Travelling solo can already be a little nerve-racking, especially when doing it the first time, but it can be even more scary when you are an introvert. While you are excited to see a new place and have these new experiences, it can also be pretty nerve-racking and makes you second guess yourself. Once you arrive to your new destination you feel much better about your decision, but then you come to a new realization – I want to do these things but I feel unsure because I don’t have anyone to go with, now what do I do?
While you may see plenty of people travelling with their friends, that doesn’t mean there aren’t people travelling alone and also looking to meet other people. Most of the time, your best memories may be with someone you met on your travels. Now how to meet and make friends with a random traveler is the important part, and is outlined below.
6 Ways to Make Friends as an Introverted Solo Traveler:
1. Stay in a hostel: by staying at a hostel you will meet other likeminded people who are open to travel and adventures, whether that’s going to museums or hiking on a trail. Most hostels have activities during the week where you can meet other hostel goers and make friends! It can feel scary and nerve racking at first, but usually a friendly extrovert will come up to you and chat. Or if you see someone look nervous too then feel free to go up to them and start some small talk. You never know who you’ll meet on your travels if you don’t try to make yourself get out of your comfort zone.
2. Go on a free walking tour: This is probably one of the best ways to meet new people! Many solo travelers go on walking tours to get the feel of a new place and experience the culture. What is nice about the tours is that you can meet others who are from a bunch of different hostels that you may not have met otherwise. Once I went on a tour in Dublin when I was traveling solo, and I saw another girl sitting very isolated from the group and debated for 10 minutes on whether to go up to her or not. Eventually I did introduce myself to her and we started chatting and exchanged numbers so we could hang out during our stay in the city.
3. Sit in the communal area in your hostel: Several times I sat in the communal area in my hostel and met several people who I needed up having a blast with. My typical move is to sit and read a book at a table, and usually someone might come up to me and chat about the book or I might overhear some one speaking English and I would interject asking where they were from. Usually this has ended up with me grabbing a drink or two with some of my new friends at a local pub, and generally having a good time!
4. Join a Facebook travel group: Since I moved abroad, I found it a little difficult to make friends outside of my school programme. One of my friends who also moved abroad (to Madrid, as mentioned in my previous post here) told me about Girl Gone International, which is primarily for women who are expats but have been used by women who enjoy travelling and travel a lot. The group also has “sub-groups” based in different major cities, like the Berlin GGI group. If that doesn’t interest you, then there are other groups from “Travel Bucket List” (both genders welcome), “Girls Who Travel”, and “Travel Meet Ups” (sub group of The Solo Female Traveler Network). These can be great resources to meet others, or even to ask your main questions with some primary sources!

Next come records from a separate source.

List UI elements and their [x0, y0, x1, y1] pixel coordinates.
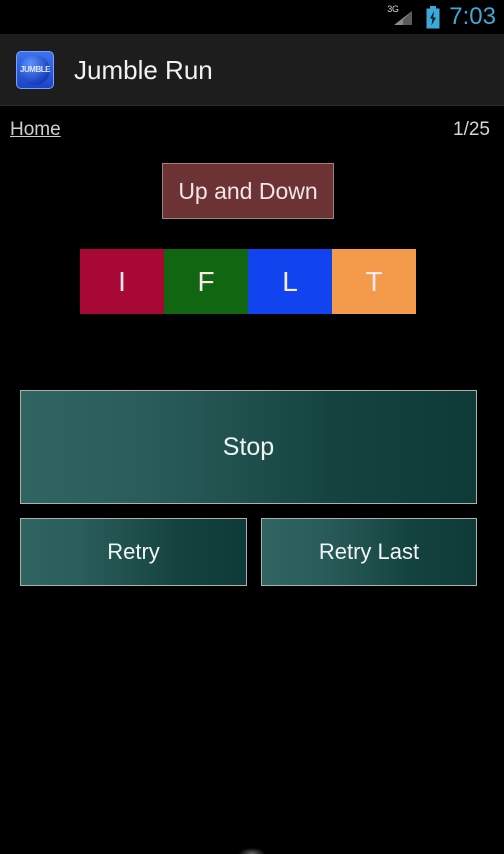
signal-strength-icon: 3G [387, 5, 417, 28]
app-screen: 3G 7:03 JUMBLE Jumble Run Home 1/25 Up a… [0, 0, 504, 854]
letter-tile-row: IFLT [80, 249, 416, 314]
app-logo-icon[interactable]: JUMBLE [16, 50, 54, 89]
signal-triangle-icon [394, 11, 413, 25]
puzzle-title-box[interactable]: Up and Down [162, 163, 334, 219]
stop-button[interactable]: Stop [20, 390, 477, 504]
puzzle-title-label: Up and Down [178, 178, 318, 204]
page-indicator: 1/25 [453, 119, 490, 140]
navigation-row: Home 1/25 [0, 107, 504, 153]
app-logo-inner: JUMBLE [20, 54, 50, 85]
status-bar-right-group: 3G 7:03 [387, 5, 496, 29]
battery-charging-icon [426, 5, 440, 28]
retry-last-button[interactable]: Retry Last [261, 518, 477, 586]
status-bar-clock: 7:03 [449, 3, 496, 30]
action-bar: JUMBLE Jumble Run [0, 34, 504, 106]
letter-tile[interactable]: T [332, 249, 416, 314]
bottom-glow [239, 848, 265, 854]
letter-tile[interactable]: I [80, 249, 164, 314]
letter-tile[interactable]: L [248, 249, 332, 314]
letter-tile[interactable]: F [164, 249, 248, 314]
retry-button[interactable]: Retry [20, 518, 247, 586]
app-title: Jumble Run [74, 54, 213, 85]
home-link[interactable]: Home [10, 119, 61, 141]
status-bar: 3G 7:03 [0, 0, 504, 34]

5. Go on a bus tour: Now I don’t mean going on those city bus tours that just drive you around a major city. I mean a tour that takes you out to another part of the country and exploring a different side of the country. On a bus tour from Dublin, I sat next to a girl from Quebec and we chatted a bit. I never would have thought to talk to my seat neighbor until she started the conversation with me and we casually talked for a bit. While we didn’t exchange numbers or anything, it was nice to talk to someone for a bit so it didn’t feel so lonely.
6. Go on a bar/pub crawl: This may seem counter-intuitive as going to a bar alone is more or less a society faux pas, but if you can muster the courage to go to the bar crawl that your hostel is hosting or a part of, then you can meet so many people that are in the same situation as you! When I went to a pub crawl in Dublin when I travelled solo, I was really nervous that I wouldn’t meet anyone that I connected with or even find people who were there for the pub crawl. It was so nerve-racking showing up alone, not knowing anyone and not knowing who was a part of the tour. It was until I started walking towards the bar when a group of friends went up to me and said “Wow going to a pub crawl alone, very ballsy!”. While this may not have been a big deal for an extrovert, it felt like the right move for me after hearing that. I am a bold, independent introvert, and just because I can be shy due to being introverted, does not mean that I can’t take risks and be strong.
These are just a few recommendations, and everyone is different so feel free to try one or two of these to see how comfortable you are. The main point is to try to push yourself out of your comfort zone and possibly make a few new friends. You may meet someone similar to you that you wouldn’t have gotten to know until you put yourself out there!